There's another film inside Roohi that wants to tell you so many things, so much more than you see on screen but is at loss of words.

There’s another film inside Roohi that wants to tell you so many things, so much more than you see on screen but is at loss of words.

As I entered the cinema hall – Delite in aruna asaf ali marg for the press screening of my Friend Hardik Mehta, who directed Kaamyaab which released somewhere around the same time last year I realised what I have been missing for a full year.

The last film I watched, at this very Theater, the legendary Delite was Irrfans last theatrical release English Medium. And the last studio recording of my Show Filmcity with Rahul Ahuja was with the Director of Roohi

It is surreal. Extremely!

Everything is different this time around in here. Theres no familiar smells and faces since all of us are protecting ourselves with masks, You can’t really smell the popcorns and butter as you enter the theatre anymore because of the mask. It was a completely different experience.

Roohi, produced by Maddock Films who produced Amar Kaushik’s Horror Comedy Stree is another comedy film from the stable, this time helmed by Hardik Mehta whose last Kaamyaab was an ode to cinema and it sort of shows in this film from the very beginning too that it is a film written by Film lovers Mrighdeep Singh Lamba and  Gautam Mehra as you immediately see the film starting with words from Rang De Basant – Which country? and Teen Guna Lagaan! (Lagaan) however as the film progresses from first act to second you start realising that their pen has started dwindling in this one.

Hardik who also plays the groom to Roohi in a quick cameo had every intention to make a film that could be as a good if not better than Stree that it will obviously be compared to, it being not just the same genre and all but as being lead by Rajkumar Rao’s Bhawra Pandey who is a Crime Reporter in a local rag media ‘Mushidabad Zalzala and part time subordinate to  his boss Guniya Shakil’s (Manav Vij) full time Kidnappers Pandit and Riyaz who Kidnap Girls for force marriages that are the town’s traditions without much care of the politics, rules and regulations because as they say, traditions outdo the rules!
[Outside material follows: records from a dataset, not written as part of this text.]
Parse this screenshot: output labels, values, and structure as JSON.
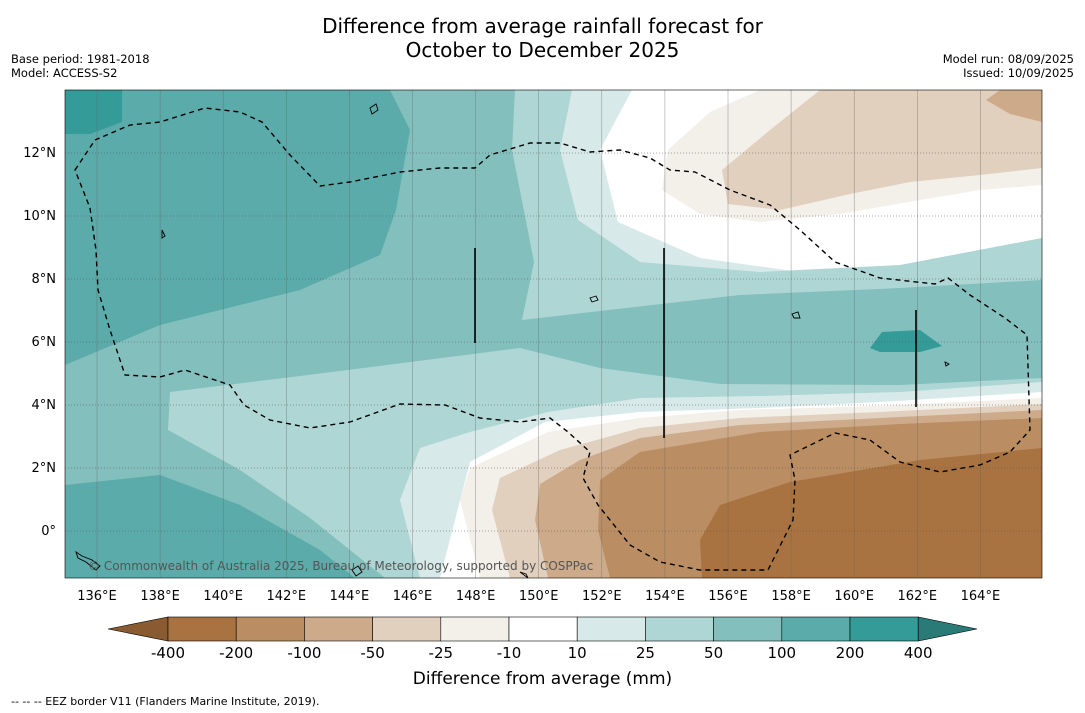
{
  "header": {
    "title_line1": "Difference from average rainfall forecast for",
    "title_line2": "October to December 2025",
    "base_period": "Base period: 1981-2018",
    "model": "Model: ACCESS-S2",
    "model_run": "Model run: 08/09/2025",
    "issued": "Issued: 10/09/2025"
  },
  "map": {
    "lon_labels": [
      "136°E",
      "138°E",
      "140°E",
      "142°E",
      "144°E",
      "146°E",
      "148°E",
      "150°E",
      "152°E",
      "154°E",
      "156°E",
      "158°E",
      "160°E",
      "162°E",
      "164°E"
    ],
    "lat_labels": [
      "12°N",
      "10°N",
      "8°N",
      "6°N",
      "4°N",
      "2°N",
      "0°"
    ],
    "copyright": "© Commonwealth of Australia 2025, Bureau of Meteorology, supported by COSPPac"
  },
  "colorbar": {
    "tick_labels": [
      "-400",
      "-200",
      "-100",
      "-50",
      "-25",
      "-10",
      "10",
      "25",
      "50",
      "100",
      "200",
      "400"
    ],
    "colors": [
      "#a87340",
      "#ba8e62",
      "#cdab8a",
      "#e2d0bf",
      "#f3efe9",
      "#ffffff",
      "#d7eae9",
      "#aed6d4",
      "#83bfbd",
      "#5aabaa",
      "#349b98"
    ],
    "under_color": "#8a5a30",
    "over_color": "#2a7a78",
    "label": "Difference from average (mm)"
  },
  "footnote": "--  --  -- EEZ border V11 (Flanders Marine Institute, 2019)."
}
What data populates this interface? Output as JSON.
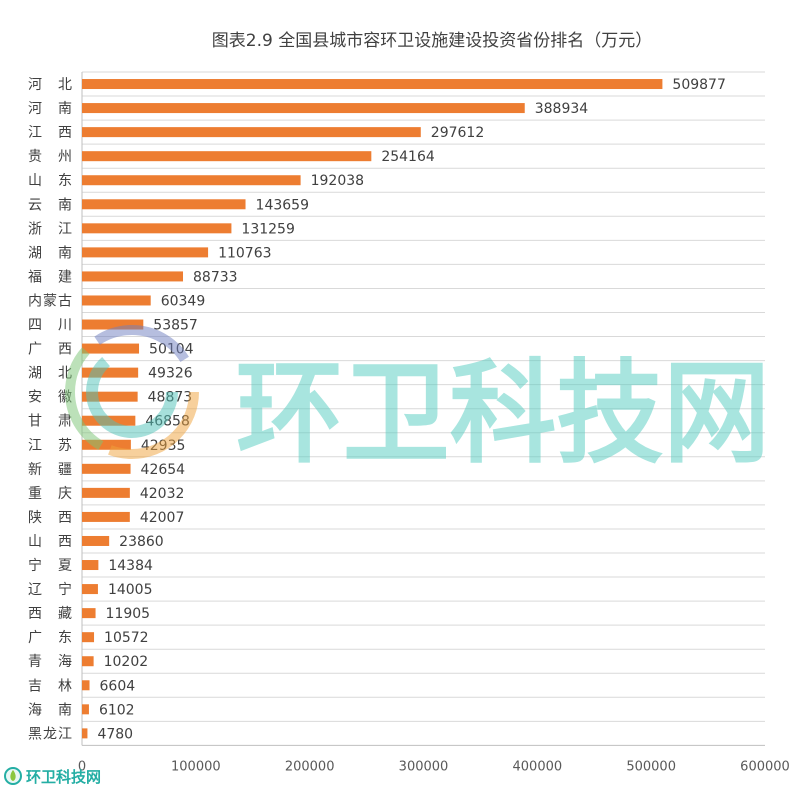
{
  "chart_data": {
    "type": "bar",
    "orientation": "horizontal",
    "title": "图表2.9 全国县城市容环卫设施建设投资省份排名（万元）",
    "categories": [
      "河 北",
      "河 南",
      "江 西",
      "贵 州",
      "山 东",
      "云 南",
      "浙 江",
      "湖 南",
      "福 建",
      "内蒙古",
      "四 川",
      "广 西",
      "湖 北",
      "安 徽",
      "甘 肃",
      "江 苏",
      "新 疆",
      "重 庆",
      "陕 西",
      "山 西",
      "宁 夏",
      "辽 宁",
      "西 藏",
      "广 东",
      "青 海",
      "吉 林",
      "海 南",
      "黑龙江"
    ],
    "values": [
      509877,
      388934,
      297612,
      254164,
      192038,
      143659,
      131259,
      110763,
      88733,
      60349,
      53857,
      50104,
      49326,
      48873,
      46858,
      42935,
      42654,
      42032,
      42007,
      23860,
      14384,
      14005,
      11905,
      10572,
      10202,
      6604,
      6102,
      4780
    ],
    "xlim": [
      0,
      600000
    ],
    "xticks": [
      0,
      100000,
      200000,
      300000,
      400000,
      500000,
      600000
    ],
    "grid": true,
    "data_labels": true,
    "bar_color": "#ED7D31"
  },
  "watermark": {
    "text": "环卫科技网"
  },
  "footer_logo": {
    "text": "环卫科技网"
  },
  "colors": {
    "gridline": "#d9d9d9",
    "axis": "#bfbfbf",
    "watermark": "#52cbbf"
  }
}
Obviously! Duh!

And then in the busy wedding season, Guniya has no option to rely on Bhawra and his right hand,  childhood friend Kattanni Qureshi played by Varun Sharma who is still playing his debut role from Fukrey in a new accent in this film too to kidnap a girl without his regulars, the girl this time is Roohi the titular character played by Janhvi Kapoor. What happens next is a Ghost story, A love Triangle with involves 3 bodies and 4 souls! Kattanni in love with Afza the Mudiya Pairi Chudail and Bhawra in love with Roohi, who hosts the witch in her body.
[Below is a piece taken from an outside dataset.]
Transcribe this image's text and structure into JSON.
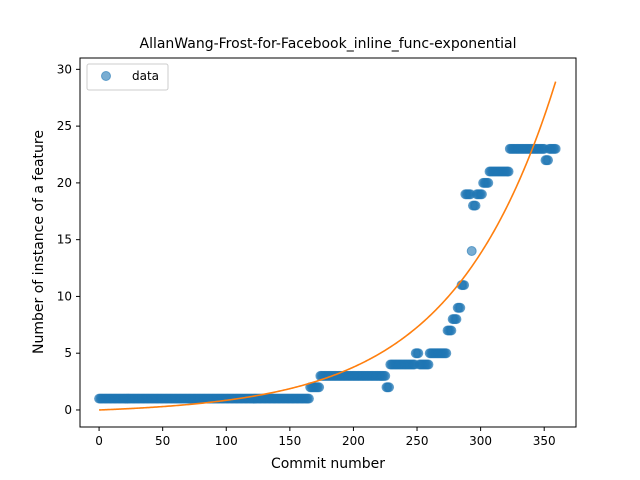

The Jump scares start early but don’t last because they become extremely obvious and dated almost immediately and I feel going forward with this genre of comedy, the makers will try to scare the audience, and if they don’t get scared they will definitely laugh or that’s what they can hope for.

The chemistry between Varun & Rajkumar is amazing, you are involved in their conversations. It’s one gag after another and that keeps you thoroughly entertained. Janhvi has limited space to perform between these two and prosthetic covered body! I felt that the film gave too much hope with it’s cast  and National Award winning Director (Amdabad Ma Famous) but becomes repetitive very fast, especially after the interval.

The one scene that had me hoping more so was a hand to hand fight scene between the loser friends Bhawra and Kattanni, the moment it happened I immediately thought of a similar scene between Matt Damon and Christian Bale in the super hit hollywood flick Ford Vs Ferrari and I was ready for a similar laugh out loud fight scene but it ends abruptly and seems half hearted, unable to make the audience laugh.

The music department (Sachin-Jigar, Ketan Sodha) have tried something new and different, some may say it falls short but I enjoyed the experiment. Also, thank god that Nadio Paar is not in the film because it wouldn’t have made any sense even as the end titles rolled.

Cinematography is good and Editing is passable if you don’t mind the length.

The film’s disappointment is in the lack of newness, the narrative with a lot of lose ends and the burden of our own hope to see something so magical when we return to the big screen that this extremely interesting setting flickers like a tube light that has the full intention to shine as bring as possible to bring light in the darkness but manages to only give us enough time to find a replacement.

So until the next best thing arrives in cinemas, watch this one with caution eitherway.